Así surge la ansiedad ante una decisión, porque dejamos de valorar el compromiso de la elección y empezamos a centrarnos en lo que ya hemos dejado atrás. Nos quedamos atrapados en la idea de que lo mejor está por venir, lo que nos impide valorar y profundizar en lo que ya hemos elegido.
Según el filósofo Byung-Chul Han, esto sucede porque vivimos en una sociedad que valora el rendimiento excesivo y la positividad. Nos vemos presionados a optimizar constantemente la vida, incluyendo nuestras experiencias y emociones. Como consecuencia, no encontramos libertad, sino sufrimiento psíquico3.
Conclusión
Pero ¿y si lo importante no son las opciones disponibles, sino cómo juzgamos y nos exigimos cosas en relación con ellas?
A menudo confundimos la ausencia de límites con la libertad. Cuando, de hecho, son los límites los que, en innumerables situaciones de la vida, la hacen posible.
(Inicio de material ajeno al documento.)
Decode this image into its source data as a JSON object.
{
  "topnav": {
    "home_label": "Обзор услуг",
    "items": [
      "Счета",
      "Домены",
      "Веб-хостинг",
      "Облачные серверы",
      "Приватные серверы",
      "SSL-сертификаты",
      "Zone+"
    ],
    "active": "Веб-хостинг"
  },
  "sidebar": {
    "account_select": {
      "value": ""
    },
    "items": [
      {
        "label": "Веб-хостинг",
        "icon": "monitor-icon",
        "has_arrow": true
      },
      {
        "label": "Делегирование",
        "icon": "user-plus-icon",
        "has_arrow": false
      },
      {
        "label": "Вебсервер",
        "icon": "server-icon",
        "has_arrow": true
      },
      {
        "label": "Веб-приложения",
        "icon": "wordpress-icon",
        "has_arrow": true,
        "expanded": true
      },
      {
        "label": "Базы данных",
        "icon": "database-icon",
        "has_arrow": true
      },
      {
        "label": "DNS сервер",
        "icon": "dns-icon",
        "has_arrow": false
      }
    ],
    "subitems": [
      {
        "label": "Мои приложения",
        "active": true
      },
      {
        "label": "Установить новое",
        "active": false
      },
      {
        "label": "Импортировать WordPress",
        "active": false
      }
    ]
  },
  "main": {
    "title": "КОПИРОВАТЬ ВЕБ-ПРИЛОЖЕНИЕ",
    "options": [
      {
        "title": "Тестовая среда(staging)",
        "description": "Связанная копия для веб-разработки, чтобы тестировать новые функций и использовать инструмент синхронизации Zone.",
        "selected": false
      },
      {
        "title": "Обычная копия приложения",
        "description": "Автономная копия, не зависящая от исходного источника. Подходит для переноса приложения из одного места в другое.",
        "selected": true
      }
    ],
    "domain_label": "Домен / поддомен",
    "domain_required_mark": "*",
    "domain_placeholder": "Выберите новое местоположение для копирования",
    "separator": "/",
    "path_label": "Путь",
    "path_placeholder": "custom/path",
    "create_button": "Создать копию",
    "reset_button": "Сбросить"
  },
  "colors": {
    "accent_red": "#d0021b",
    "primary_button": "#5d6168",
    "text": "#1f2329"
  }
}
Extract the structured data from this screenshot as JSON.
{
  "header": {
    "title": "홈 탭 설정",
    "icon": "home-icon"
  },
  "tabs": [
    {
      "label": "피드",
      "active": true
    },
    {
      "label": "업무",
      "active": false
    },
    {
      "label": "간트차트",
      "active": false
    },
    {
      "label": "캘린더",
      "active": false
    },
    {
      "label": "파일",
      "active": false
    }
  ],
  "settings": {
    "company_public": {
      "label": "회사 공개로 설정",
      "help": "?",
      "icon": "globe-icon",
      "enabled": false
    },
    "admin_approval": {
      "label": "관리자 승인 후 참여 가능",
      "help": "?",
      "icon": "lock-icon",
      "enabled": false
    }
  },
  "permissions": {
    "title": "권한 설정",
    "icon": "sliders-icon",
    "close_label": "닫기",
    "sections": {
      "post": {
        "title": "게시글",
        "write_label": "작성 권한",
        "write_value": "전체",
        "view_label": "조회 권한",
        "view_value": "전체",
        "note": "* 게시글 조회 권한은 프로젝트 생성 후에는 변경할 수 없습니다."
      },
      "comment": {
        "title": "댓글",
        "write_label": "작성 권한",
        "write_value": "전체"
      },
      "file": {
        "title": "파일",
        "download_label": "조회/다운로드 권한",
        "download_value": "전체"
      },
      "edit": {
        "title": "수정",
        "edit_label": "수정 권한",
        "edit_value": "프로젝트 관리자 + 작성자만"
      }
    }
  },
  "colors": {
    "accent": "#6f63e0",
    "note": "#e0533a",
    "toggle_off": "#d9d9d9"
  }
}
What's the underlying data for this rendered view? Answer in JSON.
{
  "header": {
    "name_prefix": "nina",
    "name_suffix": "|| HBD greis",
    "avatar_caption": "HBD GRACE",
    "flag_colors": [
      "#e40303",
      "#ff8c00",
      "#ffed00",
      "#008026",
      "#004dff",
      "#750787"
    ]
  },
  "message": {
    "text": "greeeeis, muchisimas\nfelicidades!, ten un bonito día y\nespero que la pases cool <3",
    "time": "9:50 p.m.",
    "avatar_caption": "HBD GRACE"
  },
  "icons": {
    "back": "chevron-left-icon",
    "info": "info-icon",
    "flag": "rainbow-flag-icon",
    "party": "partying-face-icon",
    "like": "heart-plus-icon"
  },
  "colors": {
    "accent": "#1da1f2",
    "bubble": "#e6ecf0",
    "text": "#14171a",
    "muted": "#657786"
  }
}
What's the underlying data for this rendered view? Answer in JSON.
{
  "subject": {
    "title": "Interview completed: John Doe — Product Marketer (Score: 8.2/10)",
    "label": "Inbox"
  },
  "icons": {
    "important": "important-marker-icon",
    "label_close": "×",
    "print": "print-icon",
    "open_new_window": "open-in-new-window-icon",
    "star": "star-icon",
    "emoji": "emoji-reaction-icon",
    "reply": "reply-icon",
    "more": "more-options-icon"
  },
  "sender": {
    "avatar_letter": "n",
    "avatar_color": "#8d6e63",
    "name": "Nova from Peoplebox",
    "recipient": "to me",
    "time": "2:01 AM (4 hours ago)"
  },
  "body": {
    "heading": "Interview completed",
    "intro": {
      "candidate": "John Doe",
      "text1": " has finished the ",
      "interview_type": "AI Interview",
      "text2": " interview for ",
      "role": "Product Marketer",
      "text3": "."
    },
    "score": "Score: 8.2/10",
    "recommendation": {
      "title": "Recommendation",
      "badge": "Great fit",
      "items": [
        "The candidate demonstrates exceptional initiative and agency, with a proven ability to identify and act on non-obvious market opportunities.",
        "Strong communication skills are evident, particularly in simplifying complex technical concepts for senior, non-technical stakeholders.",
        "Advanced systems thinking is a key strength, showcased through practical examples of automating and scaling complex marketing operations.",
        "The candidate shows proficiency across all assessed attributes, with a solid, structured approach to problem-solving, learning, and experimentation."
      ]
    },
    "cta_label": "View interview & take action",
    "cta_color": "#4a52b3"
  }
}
Probablemente hayas oído el dicho popular: «Quien todo lo tiene, nada tiene». Y es cierto que un exceso de opciones puede hacer que el deseo se pierda en el camino.
Por muy seductor que sea vivir en un universo de posibilidades, quizás la mejor opción sea reducir las opciones, aceptar que somos imperfectos y reconocer que cometer errores forma parte de la experiencia humana.
Así, se hace más fácil ver que la libertad no reside en tenerlo todo, sino en la valentía de sostener y vivir con las decisiones que tomamos.
1- SCHWARTZ, Barry. O paradoxo da escolha: por que mais é menos. Rio de Janeiro: A Girafa Editora, 2004.
2 – BAUMEISTER, Roy F. et al. Ego depletion: Is the active self a limited resource? Journal of Personality and Social Psychology, v. 74, n. 5, p. 1252–1265, 1998.
3 – HAN, Byung-Chul. Sociedade do cansaço. Petrópolis: Vozes, 2017.